José Almino de Alencar

  • Durante a década de 1920, período anterior à telefonia interurbana, quando a vida literária, antes concentrada quase exclusivamente na Corte, começava a crescer em outros centros urbanos, os modernos passaram a construir uma vasta teia de correspondência. Através dela circularam manuscritos e suas respectivas correções, opiniões estéticas, sugestões bibliográficas, colaborações para revistas, conspirações para a publicidade de livros e personagens, intrigas, suspiros e queixas. Nesse mar de cartas destaca-se a correspondência entre Manuel Bandeira e Ribeiro Couto, que está na Fundação Casa de Rui Barbosa e foi reunida por mim, em volume ainda inédito.

    A correspondência endereçada a Couto está mais preservada: são 170 cartas de Bandeira e somente 18 cartas de Couto, entre 1919 e abril de 1929. Durante esse período, inicia-se e consolida-se a carreira literária de Ribeiro Couto. Foram também escritos ou publicados os dois volumes mais expressivos da poesia de Manuel Bandeira: Poesias (A cinza das horas, Carnaval e Ritmo dissoluto), em 1924, e Libertinagem, com poemas de 1924 a 1930, lançado em 1930. Mais tarde, por ocasião das homenagens aos cinqüenta anos do amigo [1936], Couto escreveria:

    “Fui o primeiro leitor de quase todos os poemas escritos depois do Carnaval [1919]. Antes quando residíamos na mesma cidade, depois à distância (que a correspondência constante e as alegres visitas anulavam), durante dez anos, pelo menos, não se passou semana sem que trocássemos essas impressões risonhas ou tristes, sempre leais e completas que o coração se purifica.”

    De sua parte, Manuel Bandeira salienta o papel do amigo no seu Itinerário de Pasárgada: “À influência do homem Ribeiro Couto, muito saudável, e do poeta Ribeiro Couto com os seus amados simbolistas de segunda ordem – Samain, Jammes, etc. – veio juntar-se a de Mário de Andrade...”

  • Uma carta quase sempre possui múltiplas significações. Nelas podemos encontrar elementos que caracterizariam a historicidade dos textos, assim como eventuais traços, vestígios do processo criativo e do contexto psicossocial em que este se processa. Fazem parte, portanto, daquele acervo de documentos à margem da obra acabada, elementos que subsidiam as análises nas quais se privilegia o ato de criação e o fazer literário. São parte de uma arqueologia que procura reconstituir o ato de criação e busca colocá-lo “em presença”, vivo em suas hesitações, sua dispersão e precariedade. Desta forma, esses documentos nos ajudam a identificar as motivações, a situação intelectual dos correspondentes, como criadores ou como personagens da literatura e do seu tempo.

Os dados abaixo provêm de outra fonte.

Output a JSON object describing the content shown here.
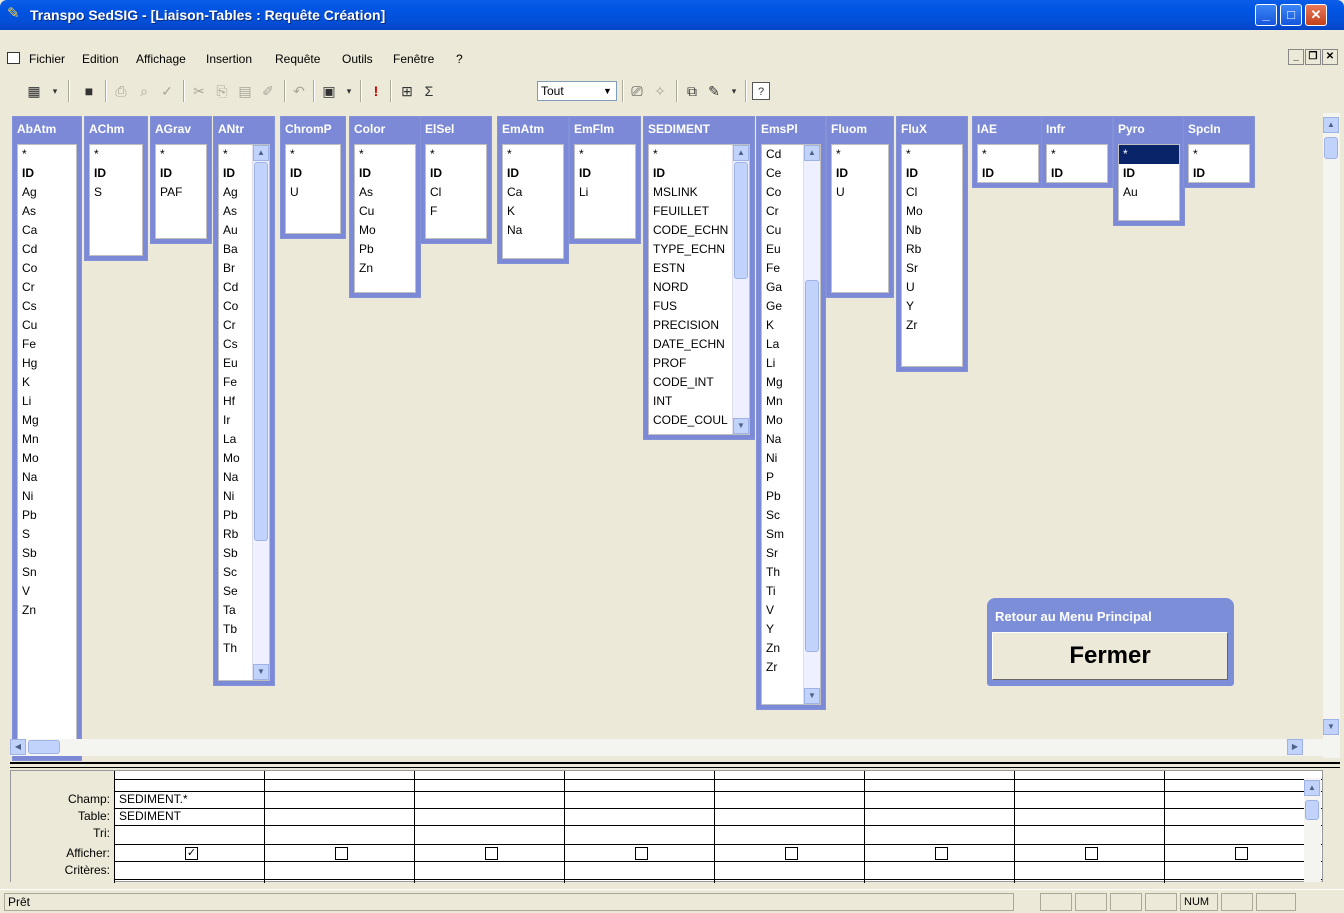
{
  "window": {
    "title": "Transpo SedSIG - [Liaison-Tables : Requête Création]"
  },
  "menu": [
    "Fichier",
    "Edition",
    "Affichage",
    "Insertion",
    "Requête",
    "Outils",
    "Fenêtre",
    "?"
  ],
  "toolbar": {
    "combo_value": "Tout"
  },
  "tables": [
    {
      "name": "AbAtm",
      "fields": [
        "*",
        "ID",
        "Ag",
        "As",
        "Ca",
        "Cd",
        "Co",
        "Cr",
        "Cs",
        "Cu",
        "Fe",
        "Hg",
        "K",
        "Li",
        "Mg",
        "Mn",
        "Mo",
        "Na",
        "Ni",
        "Pb",
        "S",
        "Sb",
        "Sn",
        "V",
        "Zn"
      ]
    },
    {
      "name": "AChm",
      "fields": [
        "*",
        "ID",
        "S"
      ]
    },
    {
      "name": "AGrav",
      "fields": [
        "*",
        "ID",
        "PAF"
      ]
    },
    {
      "name": "ANtr",
      "fields": [
        "*",
        "ID",
        "Ag",
        "As",
        "Au",
        "Ba",
        "Br",
        "Cd",
        "Co",
        "Cr",
        "Cs",
        "Eu",
        "Fe",
        "Hf",
        "Ir",
        "La",
        "Mo",
        "Na",
        "Ni",
        "Pb",
        "Rb",
        "Sb",
        "Sc",
        "Se",
        "Ta",
        "Tb",
        "Th"
      ]
    },
    {
      "name": "ChromP",
      "fields": [
        "*",
        "ID",
        "U"
      ]
    },
    {
      "name": "Color",
      "fields": [
        "*",
        "ID",
        "As",
        "Cu",
        "Mo",
        "Pb",
        "Zn"
      ]
    },
    {
      "name": "ElSel",
      "fields": [
        "*",
        "ID",
        "Cl",
        "F"
      ]
    },
    {
      "name": "EmAtm",
      "fields": [
        "*",
        "ID",
        "Ca",
        "K",
        "Na"
      ]
    },
    {
      "name": "EmFlm",
      "fields": [
        "*",
        "ID",
        "Li"
      ]
    },
    {
      "name": "SEDIMENT",
      "fields": [
        "*",
        "ID",
        "MSLINK",
        "FEUILLET",
        "CODE_ECHN",
        "TYPE_ECHN",
        "ESTN",
        "NORD",
        "FUS",
        "PRECISION",
        "DATE_ECHN",
        "PROF",
        "CODE_INT",
        "INT",
        "CODE_COUL"
      ]
    },
    {
      "name": "EmsPl",
      "fields": [
        "Cd",
        "Ce",
        "Co",
        "Cr",
        "Cu",
        "Eu",
        "Fe",
        "Ga",
        "Ge",
        "K",
        "La",
        "Li",
        "Mg",
        "Mn",
        "Mo",
        "Na",
        "Ni",
        "P",
        "Pb",
        "Sc",
        "Sm",
        "Sr",
        "Th",
        "Ti",
        "V",
        "Y",
        "Zn",
        "Zr"
      ]
    },
    {
      "name": "Fluom",
      "fields": [
        "*",
        "ID",
        "U"
      ]
    },
    {
      "name": "FluX",
      "fields": [
        "*",
        "ID",
        "Cl",
        "Mo",
        "Nb",
        "Rb",
        "Sr",
        "U",
        "Y",
        "Zr"
      ]
    },
    {
      "name": "IAE",
      "fields": [
        "*",
        "ID"
      ]
    },
    {
      "name": "Infr",
      "fields": [
        "*",
        "ID"
      ]
    },
    {
      "name": "Pyro",
      "fields": [
        "*",
        "ID",
        "Au"
      ]
    },
    {
      "name": "SpcIn",
      "fields": [
        "*",
        "ID"
      ]
    }
  ],
  "fermer": {
    "label": "Retour au Menu Principal",
    "button": "Fermer"
  },
  "grid": {
    "row_labels": [
      "Champ:",
      "Table:",
      "Tri:",
      "Afficher:",
      "Critères:"
    ],
    "columns": [
      {
        "champ": "SEDIMENT.*",
        "table": "SEDIMENT",
        "afficher": true
      },
      {
        "champ": "",
        "table": "",
        "afficher": false
      },
      {
        "champ": "",
        "table": "",
        "afficher": false
      },
      {
        "champ": "",
        "table": "",
        "afficher": false
      },
      {
        "champ": "",
        "table": "",
        "afficher": false
      },
      {
        "champ": "",
        "table": "",
        "afficher": false
      },
      {
        "champ": "",
        "table": "",
        "afficher": false
      },
      {
        "champ": "",
        "table": "",
        "afficher": false
      }
    ]
  },
  "status": {
    "text": "Prêt",
    "num": "NUM"
  }
}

    “Mando-lhe os versos que fiz a pedido do Gilberto Freyre, pernambucano inteligentíssimo do Recife, para o álbum comemorativo do centenário do Diário de Pernambuco (o jornal mais antigo da América do Sul. Mas há um jornal do Chile que disputa o título...) Saudades a você e lembranças a Menina”, escreveu Manuel Bandeira a seu amigo, o poeta Ribeiro Couto, no fim de uma carta de 1925. Tratava-se do poema “Evocação do Recife”.

    Em 1925, encarregado pela direção do Diário, Gilberto Freyre organiza o Livro do Nordeste, lançado em 7 de novembro do mesmo ano e no qual foi publicado pela primeira vez aquele poema: “o poema em certo sentido mais brasileiro de Manuel Bandeira — ‘Evocação do Recife” — ele o escreveu porque eu pedi que ele o escrevesse. O poeta estranhou a princípio o pedido do provinciano. Estranhou que alguém lhe encomendasse um poema para uma edição especial de jornal como quem encomenda um pudim [...] Mas um belo dia recebi ‘Evocação do Recife’”...
    Pode-se afirmar, invocando o testemunho de Bandeira poeta no seu Itinerário de Pasárgada, que o seu encontro com Gilberto Freyre – “cuja sensibilidade tão pernambucana muito concorreu para me reconduzir ao amor da província e a quem devo ter podido escrever naquele mesmo ano a minha ‘Evocação do Recife’” – e a encomenda feita por este tenham, por assim dizer, evocado a “Evocação”. E mais: o estímulo à memória do poeta teria permitido que a matéria de sua vida recifense se mesclasse com o que observava no seu cotidiano humilde de Santa Teresa, onde vivia, tornando-se um dos elementos ativos de seu imaginário poético.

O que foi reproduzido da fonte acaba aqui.